At least one person died in the fire, Kelly Huston of California Emergency Management said.

Local hospitals reported Thursday night that at least 28 people were being treated for injuries from the fire, some with critical burn injuries. The number of dead and injured was "likely to climb," Huston said.

At least 53 homes were severely damaged and up to 120 homes have some damage from the fast-moving fire, San Bruno Fire Chief Dennis Haag told reporters.

The fire was about 50 percent contained four hours after it began, he said.

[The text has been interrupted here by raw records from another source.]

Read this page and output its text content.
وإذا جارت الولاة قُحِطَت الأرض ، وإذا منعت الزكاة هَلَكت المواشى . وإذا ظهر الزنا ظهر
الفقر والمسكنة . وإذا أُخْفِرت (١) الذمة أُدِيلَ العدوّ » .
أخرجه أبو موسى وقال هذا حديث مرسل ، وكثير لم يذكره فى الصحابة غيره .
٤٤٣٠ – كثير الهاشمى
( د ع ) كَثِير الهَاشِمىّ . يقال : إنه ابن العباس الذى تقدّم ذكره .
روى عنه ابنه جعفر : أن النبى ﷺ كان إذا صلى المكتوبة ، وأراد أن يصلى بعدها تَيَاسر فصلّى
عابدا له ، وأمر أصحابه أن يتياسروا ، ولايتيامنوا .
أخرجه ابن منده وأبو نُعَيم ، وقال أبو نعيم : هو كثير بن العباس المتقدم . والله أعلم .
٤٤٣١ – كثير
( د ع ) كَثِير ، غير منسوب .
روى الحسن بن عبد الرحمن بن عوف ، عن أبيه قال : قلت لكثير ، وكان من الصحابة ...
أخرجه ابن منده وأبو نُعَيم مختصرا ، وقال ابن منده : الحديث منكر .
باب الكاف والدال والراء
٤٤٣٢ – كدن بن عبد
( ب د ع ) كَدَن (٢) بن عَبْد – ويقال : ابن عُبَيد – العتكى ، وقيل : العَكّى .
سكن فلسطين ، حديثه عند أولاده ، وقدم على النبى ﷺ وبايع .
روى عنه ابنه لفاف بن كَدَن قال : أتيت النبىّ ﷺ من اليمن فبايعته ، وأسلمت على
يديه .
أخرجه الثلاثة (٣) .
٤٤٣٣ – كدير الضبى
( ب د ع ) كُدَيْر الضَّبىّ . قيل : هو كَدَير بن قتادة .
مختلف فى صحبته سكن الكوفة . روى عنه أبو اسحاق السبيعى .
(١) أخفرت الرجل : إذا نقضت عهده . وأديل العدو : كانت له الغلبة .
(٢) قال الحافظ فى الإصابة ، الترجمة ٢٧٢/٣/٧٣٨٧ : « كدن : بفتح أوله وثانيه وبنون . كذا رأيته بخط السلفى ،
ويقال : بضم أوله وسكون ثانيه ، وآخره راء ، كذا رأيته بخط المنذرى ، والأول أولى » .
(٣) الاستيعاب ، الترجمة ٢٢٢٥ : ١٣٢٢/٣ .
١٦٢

But the persistent flames had kept crews from searching the area for victims.

Firefighters had not yet been able to access the high-pressure gas line that appeared to be the source of an explosion that proceeded the blaze, he said.

City officials said they were trying to account for residents in the area. Haag said about 100 had evacuated to shelters.

Judy Serresseque, who evacuated with her husband after the blast, said it felt like an earthquake.

"The whole house shook, and I got up...and my living room filled with an organ glow. And when I went to my front door, I looked out and everything was just flames," said Judy Serresseque, who evacuated with her husband after the blast.

"The heat was intense, and you could hear it, you could hear the hiss," she said.